Дорога долгая легка... (сборник) - Борис Носик 22 стр.


– Не какие-нибудь некоторые, а все, – твердо сказал Аркаша. – Дядя Сеня приглашал консультанта по русской старине, и они создавали церковь для картины "Черный дурман"… У нас в пристройке даже есть фотография.

– Я не помешаю? – спросила высокая блондинка с книгой.

– Нет, – сказал Холодков и с благодарностью подумал, что эта грамотная курочка помешала ему ввязаться в безнадежный спор с сыном, снова поссориться с ним и нажить сердечную боль на весь вечер. – Нет-нет, напротив…
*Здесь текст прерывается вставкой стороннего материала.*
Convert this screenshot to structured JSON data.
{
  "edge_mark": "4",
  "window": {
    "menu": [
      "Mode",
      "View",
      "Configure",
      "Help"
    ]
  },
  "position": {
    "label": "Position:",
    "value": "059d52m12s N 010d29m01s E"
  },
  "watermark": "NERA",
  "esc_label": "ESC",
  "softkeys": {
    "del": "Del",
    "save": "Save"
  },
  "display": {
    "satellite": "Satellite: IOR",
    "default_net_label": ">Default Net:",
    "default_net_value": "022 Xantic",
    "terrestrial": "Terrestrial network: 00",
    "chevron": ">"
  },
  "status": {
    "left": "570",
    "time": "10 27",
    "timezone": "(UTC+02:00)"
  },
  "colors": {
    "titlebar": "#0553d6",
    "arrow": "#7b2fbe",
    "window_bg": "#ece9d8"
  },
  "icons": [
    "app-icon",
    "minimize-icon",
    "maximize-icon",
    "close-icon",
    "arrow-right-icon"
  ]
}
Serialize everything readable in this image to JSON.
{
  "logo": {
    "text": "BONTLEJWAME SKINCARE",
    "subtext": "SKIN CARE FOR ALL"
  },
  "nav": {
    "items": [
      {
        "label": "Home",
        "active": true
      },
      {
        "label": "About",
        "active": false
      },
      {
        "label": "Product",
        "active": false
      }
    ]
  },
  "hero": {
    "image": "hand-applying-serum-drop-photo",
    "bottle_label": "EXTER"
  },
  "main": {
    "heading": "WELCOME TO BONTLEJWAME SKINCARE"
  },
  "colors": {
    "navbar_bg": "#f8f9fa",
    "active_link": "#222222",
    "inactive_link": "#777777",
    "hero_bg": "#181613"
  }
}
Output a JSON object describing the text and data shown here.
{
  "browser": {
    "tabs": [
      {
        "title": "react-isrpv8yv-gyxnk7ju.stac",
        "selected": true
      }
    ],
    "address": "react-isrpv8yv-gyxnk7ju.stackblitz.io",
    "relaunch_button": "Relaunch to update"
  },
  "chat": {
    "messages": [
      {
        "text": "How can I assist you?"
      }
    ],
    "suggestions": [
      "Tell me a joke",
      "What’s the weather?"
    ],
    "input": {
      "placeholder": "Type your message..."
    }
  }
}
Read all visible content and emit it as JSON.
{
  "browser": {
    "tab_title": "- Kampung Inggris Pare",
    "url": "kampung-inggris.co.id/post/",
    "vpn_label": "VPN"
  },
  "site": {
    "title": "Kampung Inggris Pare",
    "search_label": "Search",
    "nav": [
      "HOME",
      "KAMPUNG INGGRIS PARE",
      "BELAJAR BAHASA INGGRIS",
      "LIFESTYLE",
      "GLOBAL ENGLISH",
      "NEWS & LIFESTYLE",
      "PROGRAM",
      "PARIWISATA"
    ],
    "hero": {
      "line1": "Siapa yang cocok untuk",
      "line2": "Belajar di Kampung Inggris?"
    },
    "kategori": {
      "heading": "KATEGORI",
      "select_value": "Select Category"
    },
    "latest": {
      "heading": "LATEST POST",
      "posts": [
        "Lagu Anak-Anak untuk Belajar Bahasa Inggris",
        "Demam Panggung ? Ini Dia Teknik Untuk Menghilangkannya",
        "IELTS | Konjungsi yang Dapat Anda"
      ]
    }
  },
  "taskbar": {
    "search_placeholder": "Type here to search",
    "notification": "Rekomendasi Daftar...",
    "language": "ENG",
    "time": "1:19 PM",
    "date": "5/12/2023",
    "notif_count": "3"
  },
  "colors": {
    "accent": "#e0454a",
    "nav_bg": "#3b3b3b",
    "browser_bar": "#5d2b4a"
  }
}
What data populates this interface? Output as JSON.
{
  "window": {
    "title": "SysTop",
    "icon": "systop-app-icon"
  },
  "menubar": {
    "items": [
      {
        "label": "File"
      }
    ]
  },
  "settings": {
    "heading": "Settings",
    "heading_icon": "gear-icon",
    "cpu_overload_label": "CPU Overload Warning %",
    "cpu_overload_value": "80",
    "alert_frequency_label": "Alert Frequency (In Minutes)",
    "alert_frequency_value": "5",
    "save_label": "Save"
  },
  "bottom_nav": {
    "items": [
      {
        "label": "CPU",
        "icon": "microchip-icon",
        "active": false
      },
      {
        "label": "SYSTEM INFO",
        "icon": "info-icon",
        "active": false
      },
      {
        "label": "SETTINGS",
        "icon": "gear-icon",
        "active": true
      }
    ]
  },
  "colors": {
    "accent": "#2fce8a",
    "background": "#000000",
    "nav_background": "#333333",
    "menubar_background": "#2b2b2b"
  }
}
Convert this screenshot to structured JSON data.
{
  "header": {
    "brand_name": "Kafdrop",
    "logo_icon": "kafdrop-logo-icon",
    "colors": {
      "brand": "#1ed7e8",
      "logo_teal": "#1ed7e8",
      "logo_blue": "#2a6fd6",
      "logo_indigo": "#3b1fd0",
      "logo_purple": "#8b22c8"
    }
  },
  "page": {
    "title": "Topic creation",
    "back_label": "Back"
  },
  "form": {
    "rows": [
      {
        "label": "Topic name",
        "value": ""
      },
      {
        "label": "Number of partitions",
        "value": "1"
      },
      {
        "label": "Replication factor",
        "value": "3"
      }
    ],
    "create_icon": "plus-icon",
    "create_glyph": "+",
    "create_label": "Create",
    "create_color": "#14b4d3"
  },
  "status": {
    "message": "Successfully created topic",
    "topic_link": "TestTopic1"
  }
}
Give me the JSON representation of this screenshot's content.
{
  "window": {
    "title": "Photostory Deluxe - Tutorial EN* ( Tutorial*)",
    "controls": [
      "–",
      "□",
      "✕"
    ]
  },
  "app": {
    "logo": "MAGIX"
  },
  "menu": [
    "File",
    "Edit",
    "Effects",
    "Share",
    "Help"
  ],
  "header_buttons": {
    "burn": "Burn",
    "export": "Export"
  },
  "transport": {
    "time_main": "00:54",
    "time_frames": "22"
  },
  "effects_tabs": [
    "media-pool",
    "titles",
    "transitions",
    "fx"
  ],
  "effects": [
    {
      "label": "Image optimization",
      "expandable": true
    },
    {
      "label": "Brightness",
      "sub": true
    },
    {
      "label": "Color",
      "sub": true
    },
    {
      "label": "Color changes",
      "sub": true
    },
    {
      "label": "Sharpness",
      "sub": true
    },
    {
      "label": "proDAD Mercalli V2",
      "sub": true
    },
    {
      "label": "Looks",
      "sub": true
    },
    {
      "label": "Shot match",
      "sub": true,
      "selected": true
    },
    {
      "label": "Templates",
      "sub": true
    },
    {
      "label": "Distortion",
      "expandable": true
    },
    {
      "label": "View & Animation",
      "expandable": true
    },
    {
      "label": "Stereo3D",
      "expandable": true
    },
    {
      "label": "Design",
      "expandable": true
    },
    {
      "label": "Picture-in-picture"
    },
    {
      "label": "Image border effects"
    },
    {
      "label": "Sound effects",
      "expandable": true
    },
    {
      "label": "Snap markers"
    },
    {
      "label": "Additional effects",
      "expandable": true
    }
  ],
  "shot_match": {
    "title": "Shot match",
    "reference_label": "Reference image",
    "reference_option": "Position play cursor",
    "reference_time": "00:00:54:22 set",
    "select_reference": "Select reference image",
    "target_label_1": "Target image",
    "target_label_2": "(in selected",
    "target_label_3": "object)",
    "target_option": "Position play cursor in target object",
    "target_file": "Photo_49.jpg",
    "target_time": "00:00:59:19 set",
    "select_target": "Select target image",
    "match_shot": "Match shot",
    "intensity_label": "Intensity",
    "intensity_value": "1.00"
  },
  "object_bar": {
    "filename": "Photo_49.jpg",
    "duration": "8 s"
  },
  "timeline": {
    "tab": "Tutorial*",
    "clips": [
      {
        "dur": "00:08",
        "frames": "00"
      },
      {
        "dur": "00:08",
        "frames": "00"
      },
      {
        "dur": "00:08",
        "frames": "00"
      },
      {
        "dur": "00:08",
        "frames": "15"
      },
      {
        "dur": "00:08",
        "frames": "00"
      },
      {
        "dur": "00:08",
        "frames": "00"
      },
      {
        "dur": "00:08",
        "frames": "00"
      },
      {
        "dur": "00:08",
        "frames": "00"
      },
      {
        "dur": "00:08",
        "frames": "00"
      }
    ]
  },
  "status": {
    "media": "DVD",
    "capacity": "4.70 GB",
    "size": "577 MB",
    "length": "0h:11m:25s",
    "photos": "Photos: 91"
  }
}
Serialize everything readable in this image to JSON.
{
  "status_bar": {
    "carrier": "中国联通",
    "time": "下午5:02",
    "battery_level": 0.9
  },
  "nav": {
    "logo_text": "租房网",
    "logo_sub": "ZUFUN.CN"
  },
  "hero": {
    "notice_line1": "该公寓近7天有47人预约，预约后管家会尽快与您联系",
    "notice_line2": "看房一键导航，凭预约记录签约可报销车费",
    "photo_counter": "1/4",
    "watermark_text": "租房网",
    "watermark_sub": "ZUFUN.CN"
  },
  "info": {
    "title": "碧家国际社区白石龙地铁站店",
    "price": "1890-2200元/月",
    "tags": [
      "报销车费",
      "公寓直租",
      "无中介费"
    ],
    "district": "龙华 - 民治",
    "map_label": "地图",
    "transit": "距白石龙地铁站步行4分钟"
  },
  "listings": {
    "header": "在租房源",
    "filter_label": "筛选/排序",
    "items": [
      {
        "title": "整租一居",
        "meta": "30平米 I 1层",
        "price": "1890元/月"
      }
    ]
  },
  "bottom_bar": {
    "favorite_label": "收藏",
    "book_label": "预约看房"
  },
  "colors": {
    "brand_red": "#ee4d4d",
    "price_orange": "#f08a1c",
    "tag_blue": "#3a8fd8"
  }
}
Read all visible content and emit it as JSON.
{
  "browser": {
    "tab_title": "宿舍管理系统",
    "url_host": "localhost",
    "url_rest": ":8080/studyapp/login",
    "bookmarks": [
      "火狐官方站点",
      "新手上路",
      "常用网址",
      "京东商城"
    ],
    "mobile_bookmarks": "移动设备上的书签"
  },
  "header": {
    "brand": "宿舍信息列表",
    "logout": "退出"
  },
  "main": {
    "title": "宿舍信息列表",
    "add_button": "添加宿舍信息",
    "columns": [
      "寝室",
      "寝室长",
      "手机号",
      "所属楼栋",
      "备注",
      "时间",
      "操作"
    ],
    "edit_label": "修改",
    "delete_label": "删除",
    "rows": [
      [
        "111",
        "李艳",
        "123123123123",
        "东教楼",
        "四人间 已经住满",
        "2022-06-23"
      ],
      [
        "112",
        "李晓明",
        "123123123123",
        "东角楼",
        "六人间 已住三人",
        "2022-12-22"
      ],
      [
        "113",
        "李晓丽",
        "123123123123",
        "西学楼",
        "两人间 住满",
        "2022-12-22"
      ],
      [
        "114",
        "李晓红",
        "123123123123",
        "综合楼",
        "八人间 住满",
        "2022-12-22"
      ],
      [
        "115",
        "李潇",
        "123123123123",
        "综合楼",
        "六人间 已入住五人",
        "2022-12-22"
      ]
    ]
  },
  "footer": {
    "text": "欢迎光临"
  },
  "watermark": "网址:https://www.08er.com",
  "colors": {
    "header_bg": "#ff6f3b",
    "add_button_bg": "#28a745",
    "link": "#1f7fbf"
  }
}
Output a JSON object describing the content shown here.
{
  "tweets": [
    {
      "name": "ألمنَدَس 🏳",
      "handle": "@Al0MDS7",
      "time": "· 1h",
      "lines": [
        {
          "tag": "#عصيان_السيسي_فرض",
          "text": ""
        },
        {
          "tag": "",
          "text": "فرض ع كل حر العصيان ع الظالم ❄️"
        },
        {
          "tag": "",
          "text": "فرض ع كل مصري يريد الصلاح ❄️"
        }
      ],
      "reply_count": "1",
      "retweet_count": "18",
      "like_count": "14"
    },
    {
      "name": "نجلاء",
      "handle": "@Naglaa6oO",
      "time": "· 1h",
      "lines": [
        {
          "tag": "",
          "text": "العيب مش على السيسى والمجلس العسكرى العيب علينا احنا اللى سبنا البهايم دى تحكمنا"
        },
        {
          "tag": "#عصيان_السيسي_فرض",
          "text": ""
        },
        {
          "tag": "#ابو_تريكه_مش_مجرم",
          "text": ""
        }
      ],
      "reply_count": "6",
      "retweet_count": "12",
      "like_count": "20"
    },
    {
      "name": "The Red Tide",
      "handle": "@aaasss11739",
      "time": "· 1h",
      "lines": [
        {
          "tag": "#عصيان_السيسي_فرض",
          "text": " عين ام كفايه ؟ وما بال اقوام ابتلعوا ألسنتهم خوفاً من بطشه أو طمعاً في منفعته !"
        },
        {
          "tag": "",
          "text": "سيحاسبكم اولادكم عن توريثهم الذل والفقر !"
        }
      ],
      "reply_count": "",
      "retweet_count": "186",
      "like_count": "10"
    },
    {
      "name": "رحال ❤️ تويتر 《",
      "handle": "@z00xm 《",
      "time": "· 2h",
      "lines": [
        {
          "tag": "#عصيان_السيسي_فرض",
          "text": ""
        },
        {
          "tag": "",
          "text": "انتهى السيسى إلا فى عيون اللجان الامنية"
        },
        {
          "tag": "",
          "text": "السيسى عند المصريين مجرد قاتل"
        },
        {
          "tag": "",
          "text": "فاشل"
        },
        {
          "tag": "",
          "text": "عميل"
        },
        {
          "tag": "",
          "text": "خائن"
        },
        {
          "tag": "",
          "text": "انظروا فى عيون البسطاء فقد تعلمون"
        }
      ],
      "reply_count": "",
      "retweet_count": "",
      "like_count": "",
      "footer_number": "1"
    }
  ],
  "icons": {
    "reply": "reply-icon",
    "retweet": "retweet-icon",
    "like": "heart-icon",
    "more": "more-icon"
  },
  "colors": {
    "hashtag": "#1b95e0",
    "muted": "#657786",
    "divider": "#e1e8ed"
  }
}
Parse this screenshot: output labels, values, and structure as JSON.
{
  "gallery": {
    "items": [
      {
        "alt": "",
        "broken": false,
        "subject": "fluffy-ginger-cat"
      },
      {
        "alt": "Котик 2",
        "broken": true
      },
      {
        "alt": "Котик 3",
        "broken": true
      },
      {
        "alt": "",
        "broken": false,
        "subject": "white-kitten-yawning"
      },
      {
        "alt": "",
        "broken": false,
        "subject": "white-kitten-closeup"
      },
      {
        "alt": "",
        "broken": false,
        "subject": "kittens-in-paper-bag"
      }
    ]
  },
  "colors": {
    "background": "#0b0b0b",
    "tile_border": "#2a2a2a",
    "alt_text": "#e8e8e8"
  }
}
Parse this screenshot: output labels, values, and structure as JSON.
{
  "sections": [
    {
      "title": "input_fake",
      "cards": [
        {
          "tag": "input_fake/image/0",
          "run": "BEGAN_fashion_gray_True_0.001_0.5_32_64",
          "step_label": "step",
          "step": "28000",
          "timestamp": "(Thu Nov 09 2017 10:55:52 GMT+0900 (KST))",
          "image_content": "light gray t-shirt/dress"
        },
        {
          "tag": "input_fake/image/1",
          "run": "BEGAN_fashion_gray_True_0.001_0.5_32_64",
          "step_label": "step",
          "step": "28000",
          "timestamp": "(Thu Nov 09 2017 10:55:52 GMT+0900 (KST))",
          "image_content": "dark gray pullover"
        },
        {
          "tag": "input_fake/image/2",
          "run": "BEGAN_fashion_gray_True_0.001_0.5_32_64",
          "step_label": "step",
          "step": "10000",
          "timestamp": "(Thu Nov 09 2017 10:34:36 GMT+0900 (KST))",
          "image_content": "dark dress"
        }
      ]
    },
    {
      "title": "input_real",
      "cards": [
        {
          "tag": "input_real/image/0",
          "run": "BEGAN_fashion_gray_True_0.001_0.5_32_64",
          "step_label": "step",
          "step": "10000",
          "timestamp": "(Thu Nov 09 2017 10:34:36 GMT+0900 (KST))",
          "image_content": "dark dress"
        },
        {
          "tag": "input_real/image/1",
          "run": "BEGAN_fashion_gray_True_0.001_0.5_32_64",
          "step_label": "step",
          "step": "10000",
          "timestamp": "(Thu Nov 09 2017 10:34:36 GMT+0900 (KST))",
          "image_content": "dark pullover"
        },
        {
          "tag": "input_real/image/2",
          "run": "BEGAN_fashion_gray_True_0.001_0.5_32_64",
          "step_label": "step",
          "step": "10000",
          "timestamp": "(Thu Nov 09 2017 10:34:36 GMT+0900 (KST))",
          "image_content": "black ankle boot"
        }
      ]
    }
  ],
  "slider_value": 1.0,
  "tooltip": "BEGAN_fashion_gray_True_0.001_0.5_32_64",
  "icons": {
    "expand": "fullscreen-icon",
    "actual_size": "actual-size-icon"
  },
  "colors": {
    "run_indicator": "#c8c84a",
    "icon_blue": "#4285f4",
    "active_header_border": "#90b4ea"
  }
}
– Вода холодная? – спросила она.

О, это был уже целый диалог. Такой вопрос требовал подробного ответа. Или ответа совсем краткого и грубого, чтоб она отвязалась. Но он вовсе не хотел, чтоб она отвязалась, а столь длинный разговор на юге, где все зреет так быстро, давал им права давнего знакомства. Дальше уже от них зависело, воспользоваться ли этим знакомством…

Перед обедом, сворачивая подстилку, она спросила, где он проводит вечера и не хочет ли он пойти послушать стихи в одном доме. Холодков покачал головой, кивнул на Аркашу.

– Ну и что же, – сказала блондинка с книгой. – Там многие приходят с детьми, куда же их деть? А у вас такой мальчик…

"Такой мальчик, да, такой удивительный мальчик, – подумал Холодков. – Значит, не один я это замечаю".

* * *

Дарья Павловна Инсарова проживала в Коктебеле круглый год и потому знала очень многих из коктебельских завсегдатаев-писателей. Кроме того, она почти не пускала на постой посторонних дикарей-коечников: у нее, как некогда в доме Волошина, жили все гости. Эти две черты, взятые вместе с ее именем-отчеством и фамилией, придавали дому Инсаровой несомненный налет аристократизма, и принято было говорить, а также и думать, что она из бывших, то ли из бывших дворян, то ли из бывших интеллигентов. И те и другие стали очень редкостны и модны в последнее десятилетие, так что каждый мог в наше время, идя навстречу спросу, взять на себя это сладкое бремя вырождения и быть уверенным, что никто не станет проверять родословных.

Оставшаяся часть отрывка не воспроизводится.